Steel is an alloy metal composed of iron and varying amounts of carbon and/or other elements such as chromium, nickel, tungsten, manganese, and so on. Steel with specific properties and characteristics is created by adjusting the overall chemical composition or by altering the various production processes such as rolling, finishing, and heat treatment. Because each of these factors can be modified, there is potentially no limit to the number of different steel recipes that can be created. Currently, there are over 3,000 catalogued grades or chemical compositions of steel available. Steel can utilize a wide variety of alloying elements and heat treatments to develop the most desirable combination of properties.

Steel Hardness and Quality
For steel targets to be functional and safe, they should be made of high quality through hardened steel that has a Brinell hardness number (BHN) of at least 500. The steel must also provide sufficient strength, toughness, and impact resistance. The Brinell hardness test depends upon the resistance offered to the penetration of a carbide steel ball (1.6 mm diameter) when subjected to a weight of 12.6 kg. The resulting hardness value is computed as the ratio of the applied load to the area of the indentation produced. This test is accepted as a worldwide standard for measuring the hardness of steel.

Truth – There are 2 Factors that Affect the Hardness of Steel
The first is the amount of carbon and other alloying elements in its chemical composition, and the second is the manner in which the heating and cooling of the steel is manipulated. These factors are determined at the most fundamental level, and affect the finished steel as a whole.


[Left] Hard steel with a flat surface will create a predictable splatter pattern. [Right] Soft steel with an uneven surface will cause unpredictable and unsafe ricochet and splatter.

Truth – Steel Hardness is a Critical Issue
The hardness of the steel is critical because only a smooth surface will generate predictable splatter patterns.

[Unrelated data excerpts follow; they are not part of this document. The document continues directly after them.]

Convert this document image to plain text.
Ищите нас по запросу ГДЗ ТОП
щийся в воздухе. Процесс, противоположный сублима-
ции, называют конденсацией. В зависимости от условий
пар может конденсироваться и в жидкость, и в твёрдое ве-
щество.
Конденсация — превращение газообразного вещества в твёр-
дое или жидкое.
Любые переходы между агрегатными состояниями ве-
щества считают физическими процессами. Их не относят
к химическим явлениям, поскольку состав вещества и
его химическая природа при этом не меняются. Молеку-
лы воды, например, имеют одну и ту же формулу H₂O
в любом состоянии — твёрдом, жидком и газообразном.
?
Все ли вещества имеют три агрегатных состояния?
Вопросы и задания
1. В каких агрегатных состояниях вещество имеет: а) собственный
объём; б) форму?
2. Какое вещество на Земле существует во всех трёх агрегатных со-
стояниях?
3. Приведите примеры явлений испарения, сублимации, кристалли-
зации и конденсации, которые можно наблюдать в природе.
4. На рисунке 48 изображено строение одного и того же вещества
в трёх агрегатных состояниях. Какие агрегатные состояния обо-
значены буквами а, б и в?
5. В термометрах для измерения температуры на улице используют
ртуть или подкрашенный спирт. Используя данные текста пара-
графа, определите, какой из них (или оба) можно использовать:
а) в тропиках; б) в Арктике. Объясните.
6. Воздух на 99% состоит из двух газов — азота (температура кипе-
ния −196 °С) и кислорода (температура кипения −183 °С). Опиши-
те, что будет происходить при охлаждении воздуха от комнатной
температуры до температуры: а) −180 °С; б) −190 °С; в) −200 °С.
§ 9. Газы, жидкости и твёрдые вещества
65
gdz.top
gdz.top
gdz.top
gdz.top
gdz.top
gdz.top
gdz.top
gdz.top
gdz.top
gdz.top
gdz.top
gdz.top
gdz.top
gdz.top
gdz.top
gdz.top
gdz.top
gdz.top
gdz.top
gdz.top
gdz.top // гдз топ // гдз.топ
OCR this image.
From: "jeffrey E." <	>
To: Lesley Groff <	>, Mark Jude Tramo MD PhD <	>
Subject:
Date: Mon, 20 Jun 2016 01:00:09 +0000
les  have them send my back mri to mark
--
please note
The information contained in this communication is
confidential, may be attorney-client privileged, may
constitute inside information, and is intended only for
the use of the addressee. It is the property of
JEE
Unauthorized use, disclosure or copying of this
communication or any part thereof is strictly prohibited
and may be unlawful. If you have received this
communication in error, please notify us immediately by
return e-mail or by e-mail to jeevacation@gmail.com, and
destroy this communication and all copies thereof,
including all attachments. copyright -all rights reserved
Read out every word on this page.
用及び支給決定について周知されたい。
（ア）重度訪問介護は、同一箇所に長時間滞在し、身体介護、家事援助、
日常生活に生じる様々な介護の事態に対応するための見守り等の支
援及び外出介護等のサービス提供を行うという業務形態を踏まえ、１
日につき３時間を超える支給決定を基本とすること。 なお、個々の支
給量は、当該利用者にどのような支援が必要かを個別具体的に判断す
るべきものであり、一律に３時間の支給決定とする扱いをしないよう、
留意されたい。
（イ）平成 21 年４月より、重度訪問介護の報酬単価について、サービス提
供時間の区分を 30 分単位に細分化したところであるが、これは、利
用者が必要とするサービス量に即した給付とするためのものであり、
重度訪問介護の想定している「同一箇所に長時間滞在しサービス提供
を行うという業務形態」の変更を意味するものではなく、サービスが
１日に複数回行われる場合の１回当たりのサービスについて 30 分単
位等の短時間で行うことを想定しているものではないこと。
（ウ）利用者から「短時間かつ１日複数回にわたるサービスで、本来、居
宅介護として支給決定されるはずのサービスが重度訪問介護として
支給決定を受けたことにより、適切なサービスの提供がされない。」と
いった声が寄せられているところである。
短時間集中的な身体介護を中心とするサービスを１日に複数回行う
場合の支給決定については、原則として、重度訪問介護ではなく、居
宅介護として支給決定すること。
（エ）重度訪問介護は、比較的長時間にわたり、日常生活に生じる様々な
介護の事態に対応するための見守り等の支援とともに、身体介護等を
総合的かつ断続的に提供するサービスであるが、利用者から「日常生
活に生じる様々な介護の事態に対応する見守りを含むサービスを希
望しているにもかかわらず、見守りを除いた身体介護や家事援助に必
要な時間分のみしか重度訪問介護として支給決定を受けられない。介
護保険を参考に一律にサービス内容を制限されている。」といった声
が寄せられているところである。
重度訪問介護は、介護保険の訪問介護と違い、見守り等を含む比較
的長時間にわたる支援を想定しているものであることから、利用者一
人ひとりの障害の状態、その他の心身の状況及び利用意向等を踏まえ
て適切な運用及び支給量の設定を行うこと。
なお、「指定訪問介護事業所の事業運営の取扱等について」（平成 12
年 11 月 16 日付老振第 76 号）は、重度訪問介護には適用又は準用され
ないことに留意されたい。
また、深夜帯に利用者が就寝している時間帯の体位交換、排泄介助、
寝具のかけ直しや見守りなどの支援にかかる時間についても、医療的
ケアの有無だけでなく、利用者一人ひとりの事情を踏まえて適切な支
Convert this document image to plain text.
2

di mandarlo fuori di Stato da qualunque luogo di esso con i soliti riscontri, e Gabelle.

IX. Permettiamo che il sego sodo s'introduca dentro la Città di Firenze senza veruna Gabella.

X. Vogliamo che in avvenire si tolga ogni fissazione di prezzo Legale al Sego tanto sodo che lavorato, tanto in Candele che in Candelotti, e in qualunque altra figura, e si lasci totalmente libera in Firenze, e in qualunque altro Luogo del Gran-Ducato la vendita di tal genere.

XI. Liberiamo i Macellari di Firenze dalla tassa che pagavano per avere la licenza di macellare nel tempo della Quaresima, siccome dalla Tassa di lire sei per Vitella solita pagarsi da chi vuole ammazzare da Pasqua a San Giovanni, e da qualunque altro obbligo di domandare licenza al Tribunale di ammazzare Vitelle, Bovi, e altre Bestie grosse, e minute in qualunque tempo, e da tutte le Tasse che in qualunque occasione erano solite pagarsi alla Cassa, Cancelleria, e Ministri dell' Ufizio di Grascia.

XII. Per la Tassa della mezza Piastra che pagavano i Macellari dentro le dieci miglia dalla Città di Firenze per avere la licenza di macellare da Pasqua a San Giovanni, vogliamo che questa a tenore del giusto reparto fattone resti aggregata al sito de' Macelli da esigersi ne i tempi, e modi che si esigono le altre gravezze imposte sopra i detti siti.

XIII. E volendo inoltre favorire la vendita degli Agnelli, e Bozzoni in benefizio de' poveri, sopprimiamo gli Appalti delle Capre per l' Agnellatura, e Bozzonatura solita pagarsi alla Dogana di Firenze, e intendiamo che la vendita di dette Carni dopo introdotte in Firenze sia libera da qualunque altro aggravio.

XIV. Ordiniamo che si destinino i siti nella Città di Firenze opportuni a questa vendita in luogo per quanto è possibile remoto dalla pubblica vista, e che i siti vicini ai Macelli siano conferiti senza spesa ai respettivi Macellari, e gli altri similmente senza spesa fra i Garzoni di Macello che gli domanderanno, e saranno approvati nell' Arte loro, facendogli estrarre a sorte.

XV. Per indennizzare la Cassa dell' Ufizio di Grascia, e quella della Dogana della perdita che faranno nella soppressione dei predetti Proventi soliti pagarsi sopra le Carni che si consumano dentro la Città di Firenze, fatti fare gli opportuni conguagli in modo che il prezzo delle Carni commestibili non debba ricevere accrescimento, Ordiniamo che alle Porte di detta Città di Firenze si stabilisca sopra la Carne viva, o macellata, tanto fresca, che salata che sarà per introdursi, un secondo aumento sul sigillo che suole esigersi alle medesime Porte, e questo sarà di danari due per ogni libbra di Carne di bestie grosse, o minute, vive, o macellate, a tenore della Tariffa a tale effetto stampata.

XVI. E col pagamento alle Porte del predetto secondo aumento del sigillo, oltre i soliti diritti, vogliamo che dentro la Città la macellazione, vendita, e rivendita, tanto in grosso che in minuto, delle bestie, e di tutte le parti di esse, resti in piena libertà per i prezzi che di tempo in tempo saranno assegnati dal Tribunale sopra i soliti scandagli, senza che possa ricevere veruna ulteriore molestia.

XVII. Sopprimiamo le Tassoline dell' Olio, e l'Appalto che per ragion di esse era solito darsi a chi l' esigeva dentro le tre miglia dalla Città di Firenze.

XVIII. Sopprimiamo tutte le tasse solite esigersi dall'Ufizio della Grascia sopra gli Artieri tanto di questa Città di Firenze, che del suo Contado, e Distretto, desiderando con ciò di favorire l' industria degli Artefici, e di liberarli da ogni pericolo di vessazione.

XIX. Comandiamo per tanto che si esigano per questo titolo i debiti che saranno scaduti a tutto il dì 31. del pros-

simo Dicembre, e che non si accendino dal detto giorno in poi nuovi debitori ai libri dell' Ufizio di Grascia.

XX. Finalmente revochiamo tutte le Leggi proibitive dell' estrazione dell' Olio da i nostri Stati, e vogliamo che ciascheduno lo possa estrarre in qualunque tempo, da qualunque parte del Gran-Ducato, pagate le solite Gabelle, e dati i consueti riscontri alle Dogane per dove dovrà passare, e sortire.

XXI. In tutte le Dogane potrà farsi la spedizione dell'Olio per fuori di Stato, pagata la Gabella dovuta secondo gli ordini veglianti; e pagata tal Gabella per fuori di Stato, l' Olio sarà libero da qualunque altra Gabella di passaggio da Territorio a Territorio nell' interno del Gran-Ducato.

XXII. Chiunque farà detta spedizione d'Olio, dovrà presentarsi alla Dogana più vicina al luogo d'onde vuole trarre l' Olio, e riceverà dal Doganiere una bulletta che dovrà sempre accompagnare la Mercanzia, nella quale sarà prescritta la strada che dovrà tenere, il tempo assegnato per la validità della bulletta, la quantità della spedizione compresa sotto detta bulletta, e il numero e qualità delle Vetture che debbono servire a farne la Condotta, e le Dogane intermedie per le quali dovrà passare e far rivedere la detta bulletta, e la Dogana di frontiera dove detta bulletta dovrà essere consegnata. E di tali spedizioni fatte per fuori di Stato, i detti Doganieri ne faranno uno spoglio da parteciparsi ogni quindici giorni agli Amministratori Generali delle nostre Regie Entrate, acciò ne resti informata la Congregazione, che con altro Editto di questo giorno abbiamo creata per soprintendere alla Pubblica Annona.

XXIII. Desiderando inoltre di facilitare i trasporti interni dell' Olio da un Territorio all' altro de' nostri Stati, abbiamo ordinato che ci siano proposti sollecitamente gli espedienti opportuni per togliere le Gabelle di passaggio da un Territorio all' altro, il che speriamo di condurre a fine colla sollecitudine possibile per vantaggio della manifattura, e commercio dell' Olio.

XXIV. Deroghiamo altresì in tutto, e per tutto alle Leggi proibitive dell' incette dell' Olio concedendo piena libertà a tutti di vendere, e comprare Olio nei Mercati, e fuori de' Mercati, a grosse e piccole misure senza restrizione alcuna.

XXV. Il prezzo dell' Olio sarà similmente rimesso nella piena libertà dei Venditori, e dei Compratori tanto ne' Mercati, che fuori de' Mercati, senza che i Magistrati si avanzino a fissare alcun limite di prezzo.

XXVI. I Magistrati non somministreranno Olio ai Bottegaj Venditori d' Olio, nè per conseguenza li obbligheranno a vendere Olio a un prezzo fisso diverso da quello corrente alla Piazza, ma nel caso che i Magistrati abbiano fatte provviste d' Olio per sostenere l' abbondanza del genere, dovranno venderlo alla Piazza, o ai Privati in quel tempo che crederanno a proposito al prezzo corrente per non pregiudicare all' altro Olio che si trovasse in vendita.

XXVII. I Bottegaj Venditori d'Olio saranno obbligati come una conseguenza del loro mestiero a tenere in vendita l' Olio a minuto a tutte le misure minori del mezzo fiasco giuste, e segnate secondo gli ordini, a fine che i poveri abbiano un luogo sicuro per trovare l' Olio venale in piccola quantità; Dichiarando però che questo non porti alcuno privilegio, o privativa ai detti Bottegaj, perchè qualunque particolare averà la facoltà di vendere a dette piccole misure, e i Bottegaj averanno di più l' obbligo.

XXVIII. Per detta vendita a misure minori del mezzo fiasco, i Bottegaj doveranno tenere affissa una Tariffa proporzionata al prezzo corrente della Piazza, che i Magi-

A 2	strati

Steel that is not sufficiently hard can develop pits, craters, dimples, and other hazardous deformations. When a bullet hits one of these deformations, it is impossible to predict where the splatter will go, thereby creating an unacceptable training environment. There are many steel mills located around the world, but only a select few are able to produce steel that is hard enough and of sufficient quality to be safely used for steel targets.